ROMA — Su un divano di velluto dell’hotel Cavalieri sedevano vicini, scambiando convenevoli, persino due nemici giurati come Infantino e Ceferin. Nemmeno loro, leader intoccabili di Fifa e Uefa. volevano rovinare la festa di Gabriele Gravina. Sei anni dopo la sua prima elezione, il consenso intorno al presidente della Federcalcio è persino aumentato: il 98,68% con cui è stato eletto per la terza volta alla guida del pallone italiano — senza avversari a contendergli la corona — supera il già bulgaro 97,02% della prima volta. In mezzo, da quel 2018 a oggi, Gravina ha dovuto affrontare una pandemia, la vittoria di un Europeo, l’esclusione da un Mondiale, il disastro di Euro 2024, gli assalti della politica con decreti e emendamenti. E poi la battaglia senza esclusione di colpi con Lotito e con la serie A. Fino all’accusa di autoriciclaggio che da marzo pende sulla sua testa e prima di fine mese potrebbe produrre un rinvio a giudizio. Un anno fa pensava di non ricandidarsi, Gravina, o almeno questo diceva ai fedelissimi. Ieri invece puntava l’indice contro «tranelli, calunnie e traditori».
Gravina e il patto con le big
A certificarne il successo politico era l’assenza del suo avversario principe: Claudio Lotito. Il potere del presidente della Lazio si è consumato in pochi mesi: dal controllare la Lega al restare fuori dal Consiglio della Federcalcio, senza nessun incarico nella politica del pallone. In autunno Gravina riuscì a far passare la sua riforma dei pesi elettorali senza farsi bocciare dai grandi club. Oggi le big — Juventus, Inter e Atalanta su tutte — hanno creato un nuovo asse di potere e stretto un patto d’acciaio con Gravina, mentre Lotito è rimasto solo, come al tavolo del pranzo stellato organizzato dalla Lega serie A prima dell’ultima assemblea, in rotta di collisione anche con il suo alleato storico De Laurentiis. A conti fatti, solo una squadra di serie A non ha votato per il presidente rieletto, oltre alla Lazio assente.

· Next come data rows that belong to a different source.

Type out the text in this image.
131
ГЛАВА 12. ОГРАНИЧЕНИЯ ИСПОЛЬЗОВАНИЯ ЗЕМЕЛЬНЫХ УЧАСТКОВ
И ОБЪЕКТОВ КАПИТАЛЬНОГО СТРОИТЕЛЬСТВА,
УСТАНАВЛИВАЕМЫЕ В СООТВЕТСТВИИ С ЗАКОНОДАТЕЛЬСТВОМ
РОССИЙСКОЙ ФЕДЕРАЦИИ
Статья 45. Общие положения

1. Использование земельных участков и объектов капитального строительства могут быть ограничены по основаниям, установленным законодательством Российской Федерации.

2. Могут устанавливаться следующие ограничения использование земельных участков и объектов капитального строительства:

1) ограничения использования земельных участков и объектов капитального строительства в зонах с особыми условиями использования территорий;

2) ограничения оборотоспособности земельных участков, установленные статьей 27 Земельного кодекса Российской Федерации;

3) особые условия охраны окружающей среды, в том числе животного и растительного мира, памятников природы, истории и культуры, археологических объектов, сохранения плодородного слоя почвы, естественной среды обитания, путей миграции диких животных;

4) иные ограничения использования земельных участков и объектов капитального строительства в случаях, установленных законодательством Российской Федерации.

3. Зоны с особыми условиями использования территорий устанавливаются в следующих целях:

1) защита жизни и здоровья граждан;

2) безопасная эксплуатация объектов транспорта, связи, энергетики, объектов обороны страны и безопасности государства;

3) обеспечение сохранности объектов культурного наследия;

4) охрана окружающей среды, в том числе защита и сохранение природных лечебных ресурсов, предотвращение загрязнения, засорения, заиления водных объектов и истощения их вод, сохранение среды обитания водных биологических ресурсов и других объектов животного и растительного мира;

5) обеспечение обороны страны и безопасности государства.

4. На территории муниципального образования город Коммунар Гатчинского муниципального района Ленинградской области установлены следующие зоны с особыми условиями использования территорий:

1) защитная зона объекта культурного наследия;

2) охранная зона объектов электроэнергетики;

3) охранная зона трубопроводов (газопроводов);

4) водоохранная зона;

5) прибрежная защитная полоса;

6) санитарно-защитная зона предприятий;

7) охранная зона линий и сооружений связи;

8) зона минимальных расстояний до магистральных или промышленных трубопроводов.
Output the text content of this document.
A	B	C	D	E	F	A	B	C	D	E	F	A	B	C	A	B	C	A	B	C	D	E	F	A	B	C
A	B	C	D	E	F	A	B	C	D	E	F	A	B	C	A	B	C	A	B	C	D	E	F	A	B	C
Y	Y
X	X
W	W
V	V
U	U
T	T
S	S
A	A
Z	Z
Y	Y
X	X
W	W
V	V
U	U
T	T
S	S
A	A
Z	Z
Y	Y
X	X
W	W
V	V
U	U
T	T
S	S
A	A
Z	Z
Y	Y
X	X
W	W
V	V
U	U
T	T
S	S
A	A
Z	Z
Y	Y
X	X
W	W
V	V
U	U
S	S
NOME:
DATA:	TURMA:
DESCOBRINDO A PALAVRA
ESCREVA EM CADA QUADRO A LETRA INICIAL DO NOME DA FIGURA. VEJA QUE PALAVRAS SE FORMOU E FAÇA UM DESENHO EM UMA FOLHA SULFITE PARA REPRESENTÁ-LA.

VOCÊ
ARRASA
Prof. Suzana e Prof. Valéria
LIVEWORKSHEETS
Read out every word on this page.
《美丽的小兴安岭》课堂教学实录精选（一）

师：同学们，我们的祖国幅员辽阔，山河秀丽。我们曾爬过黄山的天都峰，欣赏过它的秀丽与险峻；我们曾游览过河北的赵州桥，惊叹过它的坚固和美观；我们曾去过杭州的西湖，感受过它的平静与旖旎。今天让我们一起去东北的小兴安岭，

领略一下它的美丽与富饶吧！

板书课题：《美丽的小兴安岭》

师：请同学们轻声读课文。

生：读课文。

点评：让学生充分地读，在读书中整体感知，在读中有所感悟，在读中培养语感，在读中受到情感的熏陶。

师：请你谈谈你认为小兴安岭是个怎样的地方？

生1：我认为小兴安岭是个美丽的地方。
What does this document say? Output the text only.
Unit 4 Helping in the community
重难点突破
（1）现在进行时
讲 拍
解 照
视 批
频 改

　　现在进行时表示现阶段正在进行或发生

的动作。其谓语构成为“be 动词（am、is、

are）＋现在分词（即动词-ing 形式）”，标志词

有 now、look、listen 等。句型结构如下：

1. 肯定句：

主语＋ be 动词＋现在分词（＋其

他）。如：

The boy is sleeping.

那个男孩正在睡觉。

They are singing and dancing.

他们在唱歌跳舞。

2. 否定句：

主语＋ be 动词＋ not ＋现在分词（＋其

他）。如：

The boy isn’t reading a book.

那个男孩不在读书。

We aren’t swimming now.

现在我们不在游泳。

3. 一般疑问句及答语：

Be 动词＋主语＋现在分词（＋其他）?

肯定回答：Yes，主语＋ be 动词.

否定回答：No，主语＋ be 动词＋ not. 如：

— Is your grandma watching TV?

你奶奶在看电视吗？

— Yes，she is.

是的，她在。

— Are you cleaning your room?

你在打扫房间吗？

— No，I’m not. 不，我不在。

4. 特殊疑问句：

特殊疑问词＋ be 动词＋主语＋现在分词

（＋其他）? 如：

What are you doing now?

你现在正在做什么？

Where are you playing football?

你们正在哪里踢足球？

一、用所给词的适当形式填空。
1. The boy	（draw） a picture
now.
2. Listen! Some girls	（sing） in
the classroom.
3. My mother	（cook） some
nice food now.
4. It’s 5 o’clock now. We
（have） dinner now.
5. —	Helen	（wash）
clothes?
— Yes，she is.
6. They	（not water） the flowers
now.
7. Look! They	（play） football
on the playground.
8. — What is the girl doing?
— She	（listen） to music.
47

Il rapporto tra Gravina e Infantino
Ma i suoi avversari non sono tutti in quell’1,32% di voti contrari. Infantino, numero uno del calcio mondiale, non è mai stato vicino a Gravina. E ieri ha lasciato l’assemblea prima della proclamazione, senza quindi applaudirne il successo. Con una battuta eloquente: «Da due Mondiali sono presidente della Fifa e in entrambi l’Italia non si è qualificata. Datevi una mossa».
Gli obiettivi di Gravina
L’obiettivo del nuovo mandato di Gravina è prima di tutto ottenere più risorse da distribuire alle società, in costante affanno economico. «Pretendiamo dallo Stato che torni al calcio una percentuale sulle scommesse sportive». Soldi che Gravina vorrebbe destinare a progetti per giovani, donne e impianti. Ma alla politica ha chiesto anche un fondo pubblico proprio per rifare gli stadi: «Mi si dice che per Euro 2032 non ci possano essere contributi: apprezzo siano sostenuti ciclismo o sci, ma non amo quando il calcio viene considerato la cenerentola di tutto lo sport». E invoca «un commissario per gli stadi che possa eliminare lacci e lacciuoli burocratici, gli imprenditori stanno andando via». Al ministro per lo Sport Abodi devono essere fischiate le orecchie se in quei minuti ha chiamato in causa la Figc per «l’applicazione non sempre puntuale delle regole» nel controllo sui bilanci delle squadre. Rispondeva alle domande su un’inchiesta di Report e sulle «pressioni per non fare escludere l’Inter dal campionato» denunciate da Sigfrido Ranucci. Argomento su cui la procura federale della Figc ha acceso ieri un faro che potrebbe diventare presto un’indagine ufficiale.